I am a planner. I plan everything. I plan my day, my week, my month, my meals, my play time, my wardrobe, my breaks and sometimes my reactions to certain events. I have been this way for as long as I can remember. I feel that having a plan shields me from the chaos that is sure to accompany someone who grew up like I did. My childhood was tragic to say the least. Planning helped me cope and function on a semi-normal level. Now that I have graduated to adulthood, I find it hard to let go of my beloved coping mechanism.
My life is very stable and predictable today. I cannot tell the future but I can pretty much tell you what things will be like from day to day. I like the predictability of it all because it makes me feel safe. Safety is also something very important to me. Why do I tell you this? Because I am learning to trust that I don't have to have sight beyond what I see. I can trust God to do that for me. It's liberating, though difficult. I admit to fight Him every step of the way kicking and screaming. It's not that I want to have control as much as it is I want assurance that I won't get hurt. But is such an existence even possible? I know the answer to be no because hurting people hurt people. Hurting people are all around us. I was once a hurting person. I have no idea the number of people I hurt with my lack of trust and my general type-a personality. I didn't mean to hurt them, but most people don't mean to hurt others. It just kind of happens.

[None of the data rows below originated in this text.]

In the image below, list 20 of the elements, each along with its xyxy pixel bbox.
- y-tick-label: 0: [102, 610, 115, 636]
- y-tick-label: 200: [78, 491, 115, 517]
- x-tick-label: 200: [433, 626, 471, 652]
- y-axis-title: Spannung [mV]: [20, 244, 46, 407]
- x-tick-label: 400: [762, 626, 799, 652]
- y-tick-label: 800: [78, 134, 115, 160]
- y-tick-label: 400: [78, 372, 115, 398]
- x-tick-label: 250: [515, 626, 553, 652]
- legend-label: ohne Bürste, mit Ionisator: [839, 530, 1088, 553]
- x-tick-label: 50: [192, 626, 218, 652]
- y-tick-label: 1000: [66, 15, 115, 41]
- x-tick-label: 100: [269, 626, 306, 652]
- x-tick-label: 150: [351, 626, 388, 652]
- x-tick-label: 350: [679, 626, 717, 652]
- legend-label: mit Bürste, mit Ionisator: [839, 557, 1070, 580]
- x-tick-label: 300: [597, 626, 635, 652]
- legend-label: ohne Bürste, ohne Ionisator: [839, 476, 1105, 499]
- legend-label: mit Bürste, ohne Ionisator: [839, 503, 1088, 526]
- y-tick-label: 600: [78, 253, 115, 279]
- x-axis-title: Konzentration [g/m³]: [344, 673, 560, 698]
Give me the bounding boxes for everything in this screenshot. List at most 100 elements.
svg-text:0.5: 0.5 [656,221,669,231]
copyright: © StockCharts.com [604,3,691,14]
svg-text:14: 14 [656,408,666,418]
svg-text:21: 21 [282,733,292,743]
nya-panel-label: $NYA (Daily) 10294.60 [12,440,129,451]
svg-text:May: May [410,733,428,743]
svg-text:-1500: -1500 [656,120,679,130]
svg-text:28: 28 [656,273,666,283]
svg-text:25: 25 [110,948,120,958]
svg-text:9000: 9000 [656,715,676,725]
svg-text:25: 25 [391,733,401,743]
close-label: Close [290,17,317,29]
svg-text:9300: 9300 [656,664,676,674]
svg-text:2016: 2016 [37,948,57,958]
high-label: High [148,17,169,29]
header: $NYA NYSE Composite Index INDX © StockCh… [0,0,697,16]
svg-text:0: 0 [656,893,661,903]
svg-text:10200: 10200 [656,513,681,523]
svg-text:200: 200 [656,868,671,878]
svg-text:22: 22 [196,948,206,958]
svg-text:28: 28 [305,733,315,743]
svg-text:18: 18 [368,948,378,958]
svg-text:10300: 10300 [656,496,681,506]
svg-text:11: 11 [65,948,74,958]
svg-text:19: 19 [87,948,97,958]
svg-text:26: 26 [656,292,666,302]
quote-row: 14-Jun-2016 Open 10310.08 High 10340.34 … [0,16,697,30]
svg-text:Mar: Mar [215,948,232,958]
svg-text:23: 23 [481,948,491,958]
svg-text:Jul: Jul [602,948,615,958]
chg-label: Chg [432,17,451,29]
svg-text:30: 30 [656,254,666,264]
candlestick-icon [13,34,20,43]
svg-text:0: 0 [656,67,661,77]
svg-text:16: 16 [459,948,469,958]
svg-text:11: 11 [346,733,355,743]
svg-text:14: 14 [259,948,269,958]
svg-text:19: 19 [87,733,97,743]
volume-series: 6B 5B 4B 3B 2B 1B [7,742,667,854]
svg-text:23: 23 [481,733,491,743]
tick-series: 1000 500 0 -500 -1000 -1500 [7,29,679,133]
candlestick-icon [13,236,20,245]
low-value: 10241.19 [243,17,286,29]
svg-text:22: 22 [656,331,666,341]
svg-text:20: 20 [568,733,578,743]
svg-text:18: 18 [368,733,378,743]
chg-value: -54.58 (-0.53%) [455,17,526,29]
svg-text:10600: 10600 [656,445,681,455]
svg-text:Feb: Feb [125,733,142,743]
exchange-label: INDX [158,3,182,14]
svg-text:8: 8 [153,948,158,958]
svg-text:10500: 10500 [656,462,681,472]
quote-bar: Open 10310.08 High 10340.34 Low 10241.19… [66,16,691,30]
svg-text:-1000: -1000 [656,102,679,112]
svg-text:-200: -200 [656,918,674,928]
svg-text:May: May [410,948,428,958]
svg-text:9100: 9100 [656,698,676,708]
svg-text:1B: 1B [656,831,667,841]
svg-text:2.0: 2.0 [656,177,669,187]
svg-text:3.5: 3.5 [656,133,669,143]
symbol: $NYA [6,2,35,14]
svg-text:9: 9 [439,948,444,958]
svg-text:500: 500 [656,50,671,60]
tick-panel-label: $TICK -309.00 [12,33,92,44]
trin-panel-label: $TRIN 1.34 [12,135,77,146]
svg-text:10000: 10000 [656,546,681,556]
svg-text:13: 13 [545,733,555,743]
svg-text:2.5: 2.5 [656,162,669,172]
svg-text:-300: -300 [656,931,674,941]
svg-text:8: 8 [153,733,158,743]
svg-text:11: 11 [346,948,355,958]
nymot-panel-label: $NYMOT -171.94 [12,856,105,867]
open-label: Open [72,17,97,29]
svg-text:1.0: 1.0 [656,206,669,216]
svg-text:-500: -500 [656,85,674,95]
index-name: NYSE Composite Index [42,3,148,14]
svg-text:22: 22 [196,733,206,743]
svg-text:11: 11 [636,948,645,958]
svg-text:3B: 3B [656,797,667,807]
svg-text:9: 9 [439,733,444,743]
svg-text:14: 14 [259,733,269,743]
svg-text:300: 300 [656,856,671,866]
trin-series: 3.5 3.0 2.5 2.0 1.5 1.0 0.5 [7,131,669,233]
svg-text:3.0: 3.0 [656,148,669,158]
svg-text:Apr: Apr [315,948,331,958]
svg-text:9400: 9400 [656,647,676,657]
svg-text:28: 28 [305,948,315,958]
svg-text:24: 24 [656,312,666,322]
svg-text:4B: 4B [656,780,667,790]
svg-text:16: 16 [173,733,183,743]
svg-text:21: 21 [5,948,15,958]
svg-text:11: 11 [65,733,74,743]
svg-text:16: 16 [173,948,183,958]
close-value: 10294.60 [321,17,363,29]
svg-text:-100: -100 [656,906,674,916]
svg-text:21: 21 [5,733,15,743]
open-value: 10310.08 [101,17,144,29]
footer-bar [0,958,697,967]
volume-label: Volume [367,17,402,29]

For the last few days I have been listening to a Yolanda Adams song that just won't leave my mind. I was absolutely in love with the song when it came out several years ago. I was at a point of transition in my life - leaving grad school and heading into the workforce - and it really ministered to me. I hadn't listened to it much since that point. Sunday, it rose in my spirit again. I had the CD packed away in storage and didn't want to dig it up so I logged onto iTunes and downloaded the song for $0.99. It was worth it trust me. But since then, I've been singing it and meditating on it. I'm not sure what exactly God is getting ready to do in my life but the words do something to me deep down. I'm sure my neighbors would be very happy for this phase to pass as I've listened to the song on constant repeat for three days. I'm sorry, but God is saying something to me and until I know what it is, I'll keep it on repeat and keep meditating.